Die Kinder der jetzigen Klassenstufe 6 wechseln mit jeweils einer Klasse an die beiden oben genannten Schulen. Die Klassenstufe, in der nur eine Klasse an der Myconius-Schule besteht, kann wahlweise an die Reyher- oder die Ekhof-Schule wechseln.

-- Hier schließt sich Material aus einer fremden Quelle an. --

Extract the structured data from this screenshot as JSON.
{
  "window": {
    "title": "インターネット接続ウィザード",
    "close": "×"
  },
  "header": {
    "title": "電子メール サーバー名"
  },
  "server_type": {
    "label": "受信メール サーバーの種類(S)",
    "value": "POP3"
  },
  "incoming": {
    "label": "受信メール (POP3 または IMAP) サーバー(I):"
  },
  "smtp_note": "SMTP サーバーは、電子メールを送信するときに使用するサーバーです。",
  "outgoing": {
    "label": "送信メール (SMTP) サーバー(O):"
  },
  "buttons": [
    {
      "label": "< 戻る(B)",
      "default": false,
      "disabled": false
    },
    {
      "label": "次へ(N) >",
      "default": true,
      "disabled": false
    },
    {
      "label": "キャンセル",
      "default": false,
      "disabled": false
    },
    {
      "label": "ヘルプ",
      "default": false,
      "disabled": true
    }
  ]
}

Die künftige Klassenbildung an den Schulen kann durch Hinzunahme von Kindern der beiden Schulen in die bestehenden Klassen der Myconius-Schule oder auch umgekehrt erfolgen.

 

Die Klasse 5 des Schuljahres 2015/2016 der Myconius-Schule wechselt an die Ekhof-Regelschule und wird in die bestehenden Klassen integriert.

 

Die erläuterte Variante orientiert darauf, bestehende soziale Bindungen und Freundschaften der Kinder in einer Klasse durch den Schulwechsel weiterhin zu ermöglichen. Darüber hinaus können die Kinder aber auch im Rahmen der vorhandenen Kapazitäten an die Oststadt-Schule wechseln.

 

 

Die aufnehmenden Schulen stehen dann natürlich in der Verantwortung neue Pädagogen-Teams unter Nutzung der guten Ressourcen des Lehrpersonals der Myconius-Schule zu bilden und so weiterhin dazu beitragen, dass bestmögliche Ergebnisse erzielt werden.

 

Eventuelle Konfliktentwicklung zwischen Myconiusschülern und den Schülern der anderen Regelschulen

In Einzelfällen kann nicht ausgeschlossen werden, dass der Schulwechsel für ein Kind problematisch verläuft, andererseits zeigt auch gerade die Erfahrung, dass Kinder und Jugendliche sich sehr schnell in neue Rahmenbedingungen einfinden. Für einige Kinder können geänderte Rahmenbedingungen aber auch neue Chancen darstellen, so dass es auch zur Bewältigung bestehender Konflikte und Schwierigkeiten kommen kann.